Sonia Sotomayor will face a brutal Supreme Court confirmation
Sonia Sotomayor, Barack Obama's nominee to the U.S. Supreme Court, is a living testament to the American Dream.
Her parents moved from Puerto Rico to the South Bronx. After her father died when she was eight, she was raised by her mother, a nurse. Eventually, she went to Princeton and Yale Law School. She is a former prosecutor and would be the first Latina justice if confirmed. But the case for Sotomayor is not so clear cut, according to Jeffrey Rosen of The New Republic.
"Her opinions, although competent, are viewed by former prosecutors as not especially clean or tight, and sometimes miss the forest for the trees," he writes. "Sotomayor, several former clerks complained, rankled her colleagues by sending long memos that didn't distinguish between substantive and trivial points, with petty editing suggestions -- fixing typos and the like -- rather than focusing on the core analytical issues."
Rosen's article also raises questions about Sotomayor's judicial temperament. Whether her approach to the law will strike conservatives as judicial activism remains to be seen. And in any case, judicial history is filled with justices who did the exact opposite of what their allies expected once they took office.
As US News and World Report notes, critics already have plenty of fodder for her confirmation hearings. One case which inflamed conservatives is her concurrence against a group of white firefighters who sued over a hiring policy that gave preference to minorities. This is already being highlighted in advertisements by the conservative Judicial Confirmation Network.
Expect a brutal confirmation battle for Sotomayor. Republicans are caught in a battle between ideological pragmatists like former Secretary of State Colin Powell and purists along the lines of former Vice President Dick Cheney.
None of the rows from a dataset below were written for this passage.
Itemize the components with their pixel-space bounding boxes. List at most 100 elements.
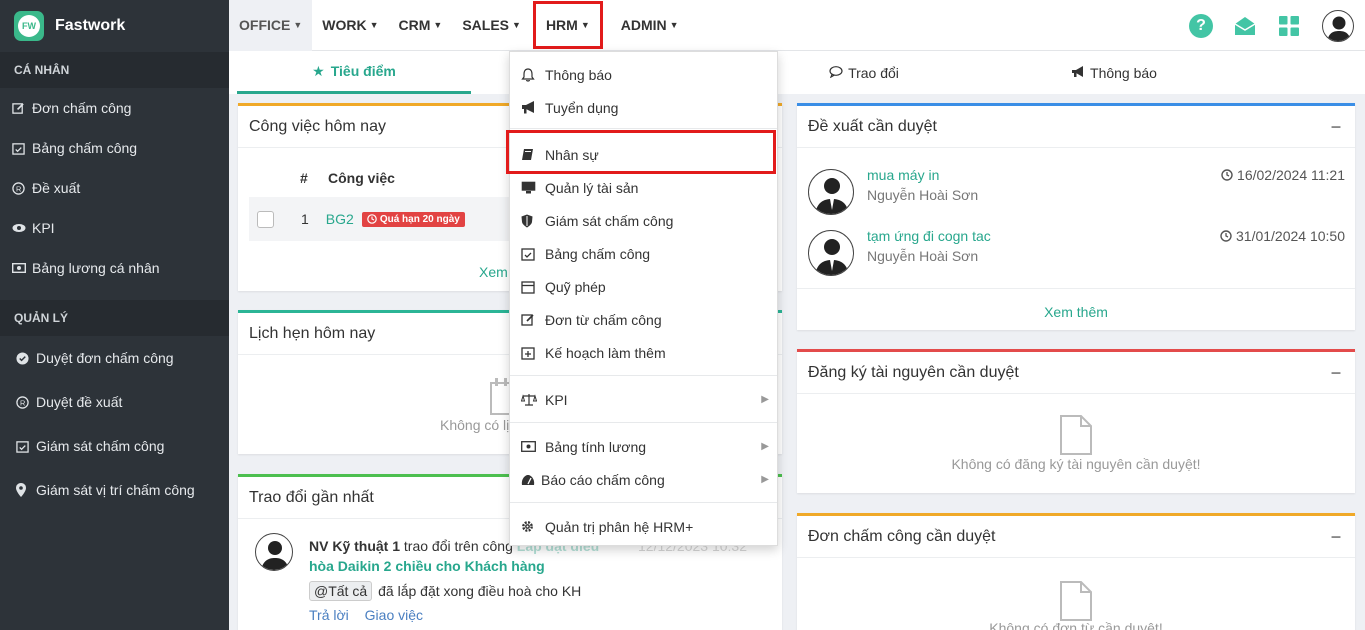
sidebar-item-approve-timesheet[interactable]: Duyệt đơn chấm công (0, 336, 229, 380)
nav-hrm[interactable]: HRM ▼ (532, 1, 603, 49)
clock-icon (1221, 169, 1233, 181)
sidebar-item-approve-proposal[interactable]: R Duyệt đề xuất (0, 380, 229, 424)
svg-text:R: R (16, 184, 21, 193)
tab-exchange[interactable]: Trao đổi (769, 51, 959, 94)
sidebar: FW Fastwork CÁ NHÂN Đơn chấm công Bảng c… (0, 0, 229, 630)
apps-button[interactable] (1267, 15, 1311, 36)
mail-button[interactable] (1223, 16, 1267, 36)
brand-name: Fastwork (55, 17, 126, 34)
balance-scale-icon (521, 393, 545, 406)
envelope-open-icon (1234, 16, 1256, 35)
empty-message: Không có đơn từ cần duyệt! (989, 620, 1163, 630)
nav-crm[interactable]: CRM ▼ (389, 0, 453, 51)
sidebar-item-label: Đề xuất (32, 180, 81, 196)
caret-down-icon: ▼ (293, 20, 303, 30)
row-index: 1 (301, 211, 309, 227)
menu-item-timesheet[interactable]: Bảng chấm công (510, 237, 777, 270)
menu-item-kpi[interactable]: KPI ▶ (510, 383, 777, 416)
file-empty-icon (1059, 414, 1093, 459)
chevron-right-icon: ▶ (761, 394, 769, 405)
edit-icon (12, 102, 32, 115)
registered-icon: R (12, 181, 32, 195)
user-menu[interactable] (1311, 9, 1365, 42)
menu-item-payroll[interactable]: Bảng tính lương ▶ (510, 430, 777, 463)
proposal-title[interactable]: mua máy in (867, 167, 939, 183)
reply-link[interactable]: Trả lời (309, 607, 349, 623)
map-marker-icon (16, 483, 36, 497)
column-index: # (300, 170, 308, 186)
sidebar-item-label: Đơn chấm công (32, 100, 132, 116)
shield-icon (521, 214, 545, 228)
empty-message: Không có lị (440, 417, 510, 433)
tab-bar: ★ Tiêu điểm Trao đổi Thông báo (229, 51, 1365, 94)
sidebar-item-timesheet[interactable]: Bảng chấm công (0, 128, 229, 168)
brand-logo-icon: FW (14, 11, 44, 41)
mention-tag[interactable]: @Tất cả (309, 581, 373, 601)
sidebar-item-monitor-location[interactable]: Giám sát vị trí chấm công (0, 468, 229, 512)
caret-down-icon: ▼ (369, 20, 379, 30)
caret-down-icon: ▼ (580, 20, 590, 30)
card-title: Đăng ký tài nguyên cần duyệt (797, 352, 1355, 394)
sidebar-item-monitor-timesheet[interactable]: Giám sát chấm công (0, 424, 229, 468)
menu-item-attendance-report[interactable]: Báo cáo chấm công ▶ (510, 463, 777, 496)
see-more-link[interactable]: Xem (479, 264, 508, 280)
exchange-message: @Tất cả đã lắp đặt xong điều hoà cho KH (309, 581, 581, 601)
brand[interactable]: FW Fastwork (0, 0, 229, 52)
menu-item-recruitment[interactable]: Tuyển dụng (510, 91, 777, 124)
clock-icon (367, 214, 377, 224)
registered-icon: R (16, 395, 36, 409)
menu-item-timesheet-requests[interactable]: Đơn từ chấm công (510, 303, 777, 336)
calendar-check-icon (16, 440, 36, 453)
edit-icon (521, 313, 545, 327)
bullhorn-icon (521, 101, 545, 114)
bullhorn-icon (1071, 65, 1085, 81)
sidebar-item-proposal[interactable]: R Đề xuất (0, 168, 229, 208)
card-resources: Đăng ký tài nguyên cần duyệt – Không có … (797, 349, 1355, 493)
nav-office[interactable]: OFFICE ▼ (229, 0, 313, 51)
author-name[interactable]: NV Kỹ thuật 1 (309, 538, 400, 554)
menu-item-asset-management[interactable]: Quản lý tài sản (510, 171, 777, 204)
task-checkbox[interactable] (257, 210, 274, 228)
sidebar-item-label: Bảng chấm công (32, 140, 138, 156)
exchange-subject[interactable]: hòa Daikin 2 chiều cho Khách hàng (309, 558, 545, 574)
avatar (808, 169, 854, 215)
dashboard-icon (521, 474, 541, 486)
help-button[interactable]: ? (1179, 13, 1223, 38)
minimize-icon[interactable]: – (1331, 362, 1341, 383)
card-proposals: Đề xuất cần duyệt – mua máy in Nguyễn Ho… (797, 103, 1355, 330)
column-task: Công việc (328, 170, 395, 186)
check-circle-icon (16, 351, 36, 365)
nav-sales[interactable]: SALES ▼ (452, 0, 531, 51)
sidebar-item-label: Giám sát vị trí chấm công (36, 482, 195, 498)
nav-admin[interactable]: ADMIN ▼ (611, 0, 689, 51)
task-link[interactable]: BG2 (326, 211, 354, 227)
tab-focus[interactable]: ★ Tiêu điểm (237, 51, 471, 94)
minimize-icon[interactable]: – (1331, 526, 1341, 547)
menu-item-overtime-plan[interactable]: Kế hoạch làm thêm (510, 336, 777, 369)
tab-notifications[interactable]: Thông báo (1019, 51, 1209, 94)
sidebar-item-kpi[interactable]: KPI (0, 208, 229, 248)
sidebar-item-payroll[interactable]: Bảng lương cá nhân (0, 248, 229, 288)
nav-work[interactable]: WORK ▼ (312, 0, 388, 51)
menu-item-personnel[interactable]: Nhân sự (510, 138, 777, 171)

Republicans in Congress are not likely going to give an inch to Obama on Sotomayor's nomination. If she wins confirmation in the Senate, it likely will be along party lines.
Conservatives are likely seeing Sotomayor as a template for future court battles. Justice Ruth Bader Ginsberg is fighting pancreatic cancer. Justice John Paul Stevens is nearly 90 years old. Justice David Souter, who Sotomayor is replacing, is resigning because he has grown tired of life in Washington.
This is a helluva way to pick someone who is nearly as powerful as the President.